Basecalling-pipeline
Overview
This Jenkins pipeline is designed for parallelizing the basecalling procedure on multiple nodes through the BC_software. Most commands are executed on the ORFEO cluster through SSH, utilizing the ‘orfeo_jenkins_onpexp’ credentials.
Pipeline Structure
The pipeline consists of the following stages:
1. Cleanup tmp dir
- Purpose: Cleans up from temporary files in logs, output, input, and BC_software directories on the cluster.
- Actions:
- Remove and recreate temporary directories for logs and output.
- Cleanup input directory from previous runs.
- Cleanup BC_software directories from the temporary directories called server_node_(node_name).
2. Pull project repository on the Cluster
- Purpose: Ensures the latest version of the BC-pipelines repository is pulled on the cluster.
- Actions:
- Execute ‘git pull’ in the BC-pipelines directory.
3. Generate setup based on configuration file
- Purpose: Uses the provided configuration file to create the sbatch file for the basecalling procedure.
- Actions:
- Execute configuration.py using the provided JSON file.
- Display the content of the generated script_resources.sh file.
4. Start the basecalling run
- Purpose: Launches the basecalling procedure on the cluster.
- Actions:
- Execute the bash script with the configured parameters.

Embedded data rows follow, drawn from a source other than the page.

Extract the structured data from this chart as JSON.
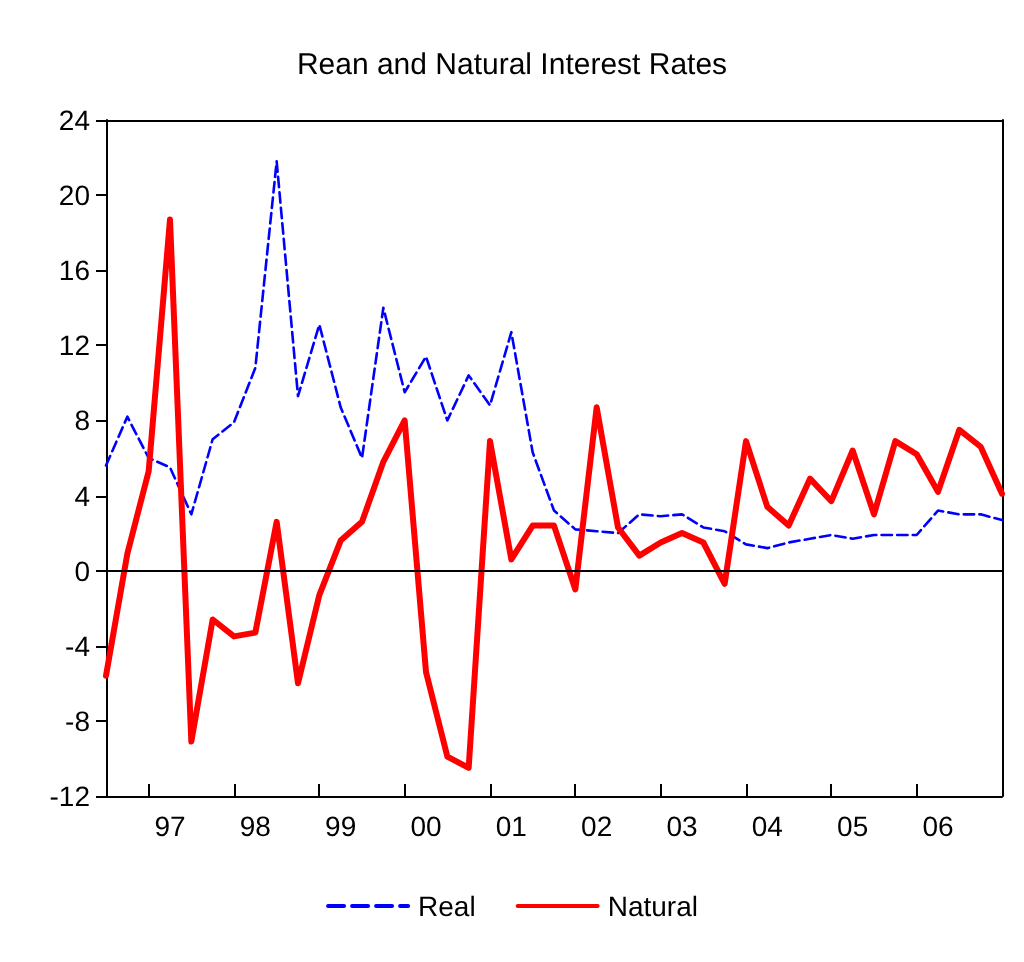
{
  "chart_data": {
    "type": "line",
    "title": "Rean and Natural Interest Rates",
    "categories": [
      null,
      null,
      null,
      "97",
      null,
      null,
      null,
      "98",
      null,
      null,
      null,
      "99",
      null,
      null,
      null,
      "00",
      null,
      null,
      null,
      "01",
      null,
      null,
      null,
      "02",
      null,
      null,
      null,
      "03",
      null,
      null,
      null,
      "04",
      null,
      null,
      null,
      "05",
      null,
      null,
      null,
      "06",
      null,
      null,
      null
    ],
    "series": [
      {
        "name": "Real",
        "color": "#0000ff",
        "line_style": "dashed",
        "values": [
          5.6,
          8.2,
          6.0,
          5.5,
          3.0,
          7.0,
          7.9,
          10.8,
          21.8,
          9.3,
          13.1,
          8.7,
          6.0,
          14.0,
          9.5,
          11.4,
          8.0,
          10.4,
          8.8,
          12.7,
          6.3,
          3.2,
          2.2,
          2.1,
          2.0,
          3.0,
          2.9,
          3.0,
          2.3,
          2.1,
          1.4,
          1.2,
          1.5,
          1.7,
          1.9,
          1.7,
          1.9,
          1.9,
          1.9,
          3.2,
          3.0,
          3.0,
          2.7
        ]
      },
      {
        "name": "Natural",
        "color": "#ff0000",
        "line_style": "solid",
        "values": [
          -5.6,
          0.9,
          5.3,
          18.7,
          -9.1,
          -2.6,
          -3.5,
          -3.3,
          2.6,
          -6.0,
          -1.3,
          1.6,
          2.6,
          5.8,
          8.0,
          -5.4,
          -9.9,
          -10.5,
          6.9,
          0.6,
          2.4,
          2.4,
          -1.0,
          8.7,
          2.3,
          0.8,
          1.5,
          2.0,
          1.5,
          -0.7,
          6.9,
          3.4,
          2.4,
          4.9,
          3.7,
          6.4,
          3.0,
          6.9,
          6.2,
          4.2,
          7.5,
          6.6,
          4.1
        ]
      }
    ],
    "ylim": [
      -12,
      24
    ],
    "yticks": [
      -12,
      -8,
      -4,
      0,
      4,
      8,
      12,
      16,
      20,
      24
    ],
    "ref_lines": [
      {
        "axis": "y",
        "value": 0,
        "color": "#000000"
      }
    ],
    "grid": false,
    "legend": "bottom",
    "marker": "none"
  }
}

- Capture the job ID for monitoring.
5. Wait for Basecalling to end
- Purpose: Pauses the pipeline until the basecalling job is completed.
- Actions:
- Use a waiting script to monitor the completion of the basecalling job.
6. Create Final file
- Purpose: Placeholder stage for potential step to recap data about the run.
- Actions:
- Display a message indicating the creation of the final file.
7. Send Report to User
- Purpose: Sends a report to the user, possibly through a messaging service.
- Actions:
- Display a message indicating the report is being sent.
Pipeline Parameters
- configFilePath: Path to the configuration JSON file. Default value is set to ‘/u/area/jenkins_onpexp/BC-pipelines/configurations/config_1_dgx.json’
Triggers
The pipeline is triggered periodically using the ‘pollSCM’ trigger every hour.
In the future, a trigger based on the live reading of a directory will be included.